Nice idea for a thread!

Here is an early KM #1.
France 1602, 1/4 ecu for Bearn, Henry IV, Pau.
The value 1/4 is indicated with the Roman numeral II - II.
This was a regional issue for Navarre and Bearn and it differs in several ways from the regular royal issues:
- The shield has arms for France (fleurs-de-lis), Navarre (chains), and Bearn (cows), not just France.
- After the regular titles FRANCiae ET NAvarrae REX, there is a ligature of D and B, standing for Dominus Bearniae, that is, Lord of Bearn, a title that Henry brought with him from his time as king of Navarre only.
- Normally the reverse has the inscription SIT NOMEN DOMINI BENEDICTUM, but here it is replaced with the Bearn motto GRATIA DEI SUM id QuoD SUM: By Grace of God, I am what I am.
Next KM #1 is also from France, but exported to French Cochinchina where it was holed to look like the local cash coins.
1 centime, France, 1875. Holed in 1878 for use in French Cochinchina.
This odd
PMD exercise was part of a plan to introduce French coins in the recently acquired colony of Cochinchina. One million 1 centime coins were shipped from France, but the locals did not accept them, despite a lack of indigenous cash coins. An attempt to meet the local preferences was made by punching a hole in 10,000 of the 1 centime coins. They were assigned a value of 1/500 Spanish dollar, slightly better than the 1/600 that was common for cash coins. The effort only resulted in the locals feeling they were cheated of some of the copper in the coins, and again they refused.
Next KM #1 is from French Indochina (a colony formed in 1887 as an expansion of French Cochinchina).
1 centième, French Indochina, 1888.
French Indochina got a proper coinage from start, although all coins were minted in Paris. The value, 1 centième, is 1/100 of a piastre (which equalled a Spanish dollar in value). The Chinese characters state the value: "Hundred part of one".

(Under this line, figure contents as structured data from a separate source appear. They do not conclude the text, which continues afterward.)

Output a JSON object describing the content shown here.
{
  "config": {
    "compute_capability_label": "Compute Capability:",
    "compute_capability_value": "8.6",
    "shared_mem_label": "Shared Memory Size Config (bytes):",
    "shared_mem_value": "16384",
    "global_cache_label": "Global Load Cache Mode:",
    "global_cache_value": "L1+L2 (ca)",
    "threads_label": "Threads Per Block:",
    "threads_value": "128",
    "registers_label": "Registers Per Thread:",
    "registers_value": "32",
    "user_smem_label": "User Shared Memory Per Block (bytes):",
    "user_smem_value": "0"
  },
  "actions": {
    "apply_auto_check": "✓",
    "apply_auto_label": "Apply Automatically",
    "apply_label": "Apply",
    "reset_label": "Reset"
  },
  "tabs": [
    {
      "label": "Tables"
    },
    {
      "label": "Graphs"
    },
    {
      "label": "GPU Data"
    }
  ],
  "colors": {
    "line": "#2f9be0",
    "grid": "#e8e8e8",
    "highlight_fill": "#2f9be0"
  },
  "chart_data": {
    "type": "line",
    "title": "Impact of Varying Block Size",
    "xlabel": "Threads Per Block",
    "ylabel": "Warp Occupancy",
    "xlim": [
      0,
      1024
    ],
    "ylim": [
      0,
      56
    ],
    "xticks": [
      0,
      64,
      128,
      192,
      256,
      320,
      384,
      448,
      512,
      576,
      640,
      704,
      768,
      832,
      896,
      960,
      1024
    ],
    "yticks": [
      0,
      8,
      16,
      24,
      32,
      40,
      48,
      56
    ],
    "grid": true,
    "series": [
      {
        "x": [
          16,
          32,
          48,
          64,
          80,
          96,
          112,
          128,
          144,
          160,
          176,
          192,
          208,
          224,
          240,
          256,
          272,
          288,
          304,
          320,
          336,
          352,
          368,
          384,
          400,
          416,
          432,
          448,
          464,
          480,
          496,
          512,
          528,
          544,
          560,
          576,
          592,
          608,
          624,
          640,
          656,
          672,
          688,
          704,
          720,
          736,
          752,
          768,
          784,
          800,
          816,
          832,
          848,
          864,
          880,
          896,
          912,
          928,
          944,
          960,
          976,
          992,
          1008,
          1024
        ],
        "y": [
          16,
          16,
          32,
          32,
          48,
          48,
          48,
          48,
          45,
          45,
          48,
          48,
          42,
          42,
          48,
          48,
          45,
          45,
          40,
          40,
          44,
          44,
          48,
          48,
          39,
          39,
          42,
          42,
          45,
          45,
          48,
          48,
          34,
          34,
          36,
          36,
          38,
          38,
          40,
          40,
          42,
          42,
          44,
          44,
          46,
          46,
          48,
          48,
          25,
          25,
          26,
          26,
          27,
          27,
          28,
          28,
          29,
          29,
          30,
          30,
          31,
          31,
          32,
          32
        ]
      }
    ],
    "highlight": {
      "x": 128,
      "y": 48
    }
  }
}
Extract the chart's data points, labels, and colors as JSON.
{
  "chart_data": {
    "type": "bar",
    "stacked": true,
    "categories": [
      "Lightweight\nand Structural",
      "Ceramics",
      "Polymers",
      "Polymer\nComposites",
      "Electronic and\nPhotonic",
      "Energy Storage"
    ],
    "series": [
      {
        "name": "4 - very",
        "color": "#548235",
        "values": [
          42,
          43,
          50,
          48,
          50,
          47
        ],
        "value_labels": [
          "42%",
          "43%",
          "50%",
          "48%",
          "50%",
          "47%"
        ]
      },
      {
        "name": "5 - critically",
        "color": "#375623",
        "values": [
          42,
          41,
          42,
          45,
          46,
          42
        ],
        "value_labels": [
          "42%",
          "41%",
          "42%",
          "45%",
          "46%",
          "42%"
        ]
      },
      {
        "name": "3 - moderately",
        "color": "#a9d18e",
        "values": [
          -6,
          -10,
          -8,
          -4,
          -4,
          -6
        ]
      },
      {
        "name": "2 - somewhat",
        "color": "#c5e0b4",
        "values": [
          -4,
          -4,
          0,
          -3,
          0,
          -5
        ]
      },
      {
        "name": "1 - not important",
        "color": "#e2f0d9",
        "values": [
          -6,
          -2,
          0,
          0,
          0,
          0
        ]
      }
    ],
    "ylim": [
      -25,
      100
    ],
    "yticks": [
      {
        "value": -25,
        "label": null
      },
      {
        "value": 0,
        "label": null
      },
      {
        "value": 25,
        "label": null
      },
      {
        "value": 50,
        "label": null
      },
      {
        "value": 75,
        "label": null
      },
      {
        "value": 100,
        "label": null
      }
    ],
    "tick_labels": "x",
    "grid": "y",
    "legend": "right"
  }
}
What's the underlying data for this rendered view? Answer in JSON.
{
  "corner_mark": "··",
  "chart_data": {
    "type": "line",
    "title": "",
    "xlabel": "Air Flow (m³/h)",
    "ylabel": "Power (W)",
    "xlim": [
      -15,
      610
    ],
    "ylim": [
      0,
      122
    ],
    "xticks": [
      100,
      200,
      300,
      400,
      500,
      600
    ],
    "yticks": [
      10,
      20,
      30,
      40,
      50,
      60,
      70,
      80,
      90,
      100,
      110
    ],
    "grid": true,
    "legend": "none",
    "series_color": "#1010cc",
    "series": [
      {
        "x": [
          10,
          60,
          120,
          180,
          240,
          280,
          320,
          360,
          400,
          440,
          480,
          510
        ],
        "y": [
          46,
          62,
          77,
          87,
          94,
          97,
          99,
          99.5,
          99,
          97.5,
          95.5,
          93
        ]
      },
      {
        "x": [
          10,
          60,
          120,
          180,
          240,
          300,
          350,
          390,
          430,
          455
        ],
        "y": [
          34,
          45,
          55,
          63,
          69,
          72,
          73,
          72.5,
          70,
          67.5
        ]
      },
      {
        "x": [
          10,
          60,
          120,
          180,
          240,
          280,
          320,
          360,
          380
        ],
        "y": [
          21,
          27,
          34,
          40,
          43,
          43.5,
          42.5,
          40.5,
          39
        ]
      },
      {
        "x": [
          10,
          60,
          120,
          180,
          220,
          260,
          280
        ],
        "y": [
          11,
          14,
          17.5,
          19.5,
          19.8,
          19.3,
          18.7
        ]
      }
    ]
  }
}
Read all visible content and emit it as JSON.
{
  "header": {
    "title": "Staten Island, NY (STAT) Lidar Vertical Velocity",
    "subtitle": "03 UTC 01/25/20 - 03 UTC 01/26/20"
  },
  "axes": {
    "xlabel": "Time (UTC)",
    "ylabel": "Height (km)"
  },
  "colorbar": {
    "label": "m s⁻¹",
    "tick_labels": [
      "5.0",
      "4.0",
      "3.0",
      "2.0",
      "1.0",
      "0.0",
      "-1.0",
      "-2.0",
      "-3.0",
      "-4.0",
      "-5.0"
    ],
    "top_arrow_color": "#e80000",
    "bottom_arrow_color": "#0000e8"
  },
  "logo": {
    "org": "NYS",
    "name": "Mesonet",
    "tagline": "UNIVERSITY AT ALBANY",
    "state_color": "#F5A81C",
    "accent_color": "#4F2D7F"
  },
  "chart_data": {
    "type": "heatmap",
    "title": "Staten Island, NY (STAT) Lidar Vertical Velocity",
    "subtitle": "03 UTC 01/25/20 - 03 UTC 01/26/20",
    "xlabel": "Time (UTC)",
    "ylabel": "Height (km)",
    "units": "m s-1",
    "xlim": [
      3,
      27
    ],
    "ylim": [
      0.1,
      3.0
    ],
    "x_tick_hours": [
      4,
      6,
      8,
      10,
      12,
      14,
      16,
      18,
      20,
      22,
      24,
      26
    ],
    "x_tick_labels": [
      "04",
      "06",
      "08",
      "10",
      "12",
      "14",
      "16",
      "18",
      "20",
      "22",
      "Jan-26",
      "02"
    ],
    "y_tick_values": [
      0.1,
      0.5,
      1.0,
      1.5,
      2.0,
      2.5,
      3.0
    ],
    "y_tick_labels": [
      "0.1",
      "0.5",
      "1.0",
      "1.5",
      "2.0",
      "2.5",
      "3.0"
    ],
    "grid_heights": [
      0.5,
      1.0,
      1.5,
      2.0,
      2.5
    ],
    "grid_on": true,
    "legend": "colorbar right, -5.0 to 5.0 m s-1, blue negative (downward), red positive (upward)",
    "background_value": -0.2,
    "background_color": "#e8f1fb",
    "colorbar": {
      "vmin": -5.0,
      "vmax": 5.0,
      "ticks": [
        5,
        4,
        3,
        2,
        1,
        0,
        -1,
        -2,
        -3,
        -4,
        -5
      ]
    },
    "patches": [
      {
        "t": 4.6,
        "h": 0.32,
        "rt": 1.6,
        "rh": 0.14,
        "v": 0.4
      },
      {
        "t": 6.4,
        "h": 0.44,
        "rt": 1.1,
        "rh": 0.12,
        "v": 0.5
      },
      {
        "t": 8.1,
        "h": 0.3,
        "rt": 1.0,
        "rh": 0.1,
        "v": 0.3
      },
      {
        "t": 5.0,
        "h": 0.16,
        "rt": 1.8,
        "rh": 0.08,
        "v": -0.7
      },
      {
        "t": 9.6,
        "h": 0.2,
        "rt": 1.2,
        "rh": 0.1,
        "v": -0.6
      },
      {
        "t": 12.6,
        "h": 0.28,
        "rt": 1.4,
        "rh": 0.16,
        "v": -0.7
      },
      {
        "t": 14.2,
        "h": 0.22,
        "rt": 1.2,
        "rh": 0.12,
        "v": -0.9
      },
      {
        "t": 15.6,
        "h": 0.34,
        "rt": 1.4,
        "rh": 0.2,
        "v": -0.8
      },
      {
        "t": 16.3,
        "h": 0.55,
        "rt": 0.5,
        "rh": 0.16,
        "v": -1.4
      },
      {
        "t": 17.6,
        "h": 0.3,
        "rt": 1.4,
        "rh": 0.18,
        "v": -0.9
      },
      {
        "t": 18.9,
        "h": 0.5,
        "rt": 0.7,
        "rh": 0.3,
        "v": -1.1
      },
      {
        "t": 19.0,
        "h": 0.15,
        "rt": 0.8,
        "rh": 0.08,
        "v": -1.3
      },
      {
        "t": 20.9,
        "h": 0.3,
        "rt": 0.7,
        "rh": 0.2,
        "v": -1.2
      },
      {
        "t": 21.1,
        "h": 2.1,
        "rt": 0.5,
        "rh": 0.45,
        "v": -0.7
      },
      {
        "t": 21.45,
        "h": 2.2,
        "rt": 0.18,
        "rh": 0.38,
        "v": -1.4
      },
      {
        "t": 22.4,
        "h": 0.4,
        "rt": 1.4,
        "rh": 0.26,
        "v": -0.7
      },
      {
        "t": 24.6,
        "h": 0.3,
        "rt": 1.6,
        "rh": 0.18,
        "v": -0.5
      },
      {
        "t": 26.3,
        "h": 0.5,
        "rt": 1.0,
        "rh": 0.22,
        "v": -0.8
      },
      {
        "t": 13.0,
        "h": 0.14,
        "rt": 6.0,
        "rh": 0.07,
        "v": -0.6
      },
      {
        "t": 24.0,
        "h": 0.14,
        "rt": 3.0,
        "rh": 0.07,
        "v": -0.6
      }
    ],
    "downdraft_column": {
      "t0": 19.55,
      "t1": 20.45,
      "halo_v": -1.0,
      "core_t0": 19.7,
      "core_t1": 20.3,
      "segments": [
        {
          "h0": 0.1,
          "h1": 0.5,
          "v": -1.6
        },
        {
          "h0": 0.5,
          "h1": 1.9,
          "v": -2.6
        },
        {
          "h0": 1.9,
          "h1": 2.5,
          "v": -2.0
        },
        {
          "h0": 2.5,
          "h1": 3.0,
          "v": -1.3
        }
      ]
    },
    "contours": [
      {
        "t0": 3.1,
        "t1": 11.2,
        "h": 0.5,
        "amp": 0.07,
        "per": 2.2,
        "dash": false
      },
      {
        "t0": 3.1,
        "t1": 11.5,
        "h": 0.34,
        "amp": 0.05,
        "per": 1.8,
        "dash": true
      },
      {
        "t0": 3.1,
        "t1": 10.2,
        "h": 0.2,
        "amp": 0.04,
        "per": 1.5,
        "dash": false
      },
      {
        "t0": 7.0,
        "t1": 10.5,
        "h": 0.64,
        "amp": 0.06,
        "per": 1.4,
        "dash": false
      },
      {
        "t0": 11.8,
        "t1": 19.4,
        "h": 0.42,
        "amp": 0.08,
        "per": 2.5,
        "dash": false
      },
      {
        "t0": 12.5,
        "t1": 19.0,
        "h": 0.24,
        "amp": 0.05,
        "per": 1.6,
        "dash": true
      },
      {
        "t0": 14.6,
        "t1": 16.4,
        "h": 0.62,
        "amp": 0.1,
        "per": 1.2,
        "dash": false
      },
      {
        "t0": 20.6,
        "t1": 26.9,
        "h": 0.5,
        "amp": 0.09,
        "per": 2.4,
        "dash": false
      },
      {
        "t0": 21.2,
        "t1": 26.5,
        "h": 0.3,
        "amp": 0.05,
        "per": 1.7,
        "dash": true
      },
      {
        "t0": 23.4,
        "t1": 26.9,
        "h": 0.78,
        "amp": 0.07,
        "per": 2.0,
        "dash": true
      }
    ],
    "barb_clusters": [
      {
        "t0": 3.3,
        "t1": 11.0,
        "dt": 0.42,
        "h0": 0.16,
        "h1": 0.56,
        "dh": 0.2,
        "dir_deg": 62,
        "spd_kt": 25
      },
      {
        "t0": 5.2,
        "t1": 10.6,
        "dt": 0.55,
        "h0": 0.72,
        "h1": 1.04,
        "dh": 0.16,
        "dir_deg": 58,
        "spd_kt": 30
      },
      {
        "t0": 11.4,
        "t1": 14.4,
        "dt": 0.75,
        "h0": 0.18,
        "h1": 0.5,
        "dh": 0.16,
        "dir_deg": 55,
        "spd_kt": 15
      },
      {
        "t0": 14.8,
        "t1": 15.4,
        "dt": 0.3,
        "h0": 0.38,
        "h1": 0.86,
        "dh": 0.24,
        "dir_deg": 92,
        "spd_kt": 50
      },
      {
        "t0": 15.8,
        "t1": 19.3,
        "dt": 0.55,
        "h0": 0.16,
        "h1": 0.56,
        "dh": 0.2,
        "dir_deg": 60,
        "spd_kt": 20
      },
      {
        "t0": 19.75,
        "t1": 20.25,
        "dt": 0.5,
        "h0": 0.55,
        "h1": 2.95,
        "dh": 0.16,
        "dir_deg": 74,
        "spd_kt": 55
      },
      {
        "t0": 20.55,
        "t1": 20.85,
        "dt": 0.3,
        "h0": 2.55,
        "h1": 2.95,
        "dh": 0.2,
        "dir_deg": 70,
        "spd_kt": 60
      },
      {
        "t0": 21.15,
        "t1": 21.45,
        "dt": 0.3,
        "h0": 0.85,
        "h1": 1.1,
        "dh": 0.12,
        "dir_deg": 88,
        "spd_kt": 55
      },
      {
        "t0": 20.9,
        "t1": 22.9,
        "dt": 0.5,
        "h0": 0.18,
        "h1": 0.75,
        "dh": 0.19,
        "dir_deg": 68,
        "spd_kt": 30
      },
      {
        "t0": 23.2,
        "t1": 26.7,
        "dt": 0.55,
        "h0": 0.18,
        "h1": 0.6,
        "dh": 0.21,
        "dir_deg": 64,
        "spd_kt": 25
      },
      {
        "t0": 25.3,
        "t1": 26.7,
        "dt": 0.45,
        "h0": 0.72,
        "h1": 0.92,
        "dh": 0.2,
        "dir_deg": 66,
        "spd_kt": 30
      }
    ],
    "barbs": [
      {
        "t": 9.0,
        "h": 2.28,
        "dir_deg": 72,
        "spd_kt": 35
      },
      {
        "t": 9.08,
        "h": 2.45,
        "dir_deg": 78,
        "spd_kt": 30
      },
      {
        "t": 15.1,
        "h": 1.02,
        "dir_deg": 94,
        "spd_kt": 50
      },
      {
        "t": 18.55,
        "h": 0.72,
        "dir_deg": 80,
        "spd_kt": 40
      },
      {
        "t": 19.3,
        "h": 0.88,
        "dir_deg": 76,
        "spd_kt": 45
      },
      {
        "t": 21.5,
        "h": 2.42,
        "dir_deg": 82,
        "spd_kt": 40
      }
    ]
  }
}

Staying in French Indochina, here is a local issue for Tonkin. This is the only coin minted, so it has the single KM number #1.
1/600 piastre, Tonkin, 1905.
A single coin and a single issue in 1905, but 60 million of these were minted. It was an initiative by local merchants to alleviate the constant lack of small cash, which the local cash coins - the form of currency still preferred by the locals - could not meet. Made of zinc from the local zinc deposits - like traditional Vietnamese cash coins - and with the denomination 1/600 piastre in Chinese characters only, the thought was that it would be gladly accepted. Perhaps it would have been, had it not had the text "Protectorate of Tonkin", which in the eyes of some Vietnamese was a provocation since it underlined the French hegemony over Tonkin, a fact that was never fully accepted by the Vietnamese emperor. Only about one tenth of the 60 million coins ever left the Hanoi treasury, the rest more or less self-destructed in the treasury vaults.
Staying in the Far East, but moving a bit to the northeast, to Hong Kong. Their KM #1 looks like this:
1 mil, Hong Kong, 1863.
The British too wanted to take control over the coinage, in their colony of Hong Kong. Cash coins were around there too, of course, and the British wanted to emulate that. Making a correctly aligned square hole in a struck coin is non-trivial though, so they settled for a circular hole in a square marking.
Now back to Europe. KM #1 for Guernsey:
Guernsey, 1 double, 1830.
The smallest denomination in the monetary system introduced in 1830, to replace use of coins in the ancient French livre-sous-denier system. The islanders did not want to use the French francs introduced in 1795 following the French revolution, and the need for pre-revolutionary coins was becoming hard to satisfy. Neither did they want to move to the British pound, so they invented their own system, based on the French (1 double equalled 1/4 sous, which corresponded to 5/42 of a British penny).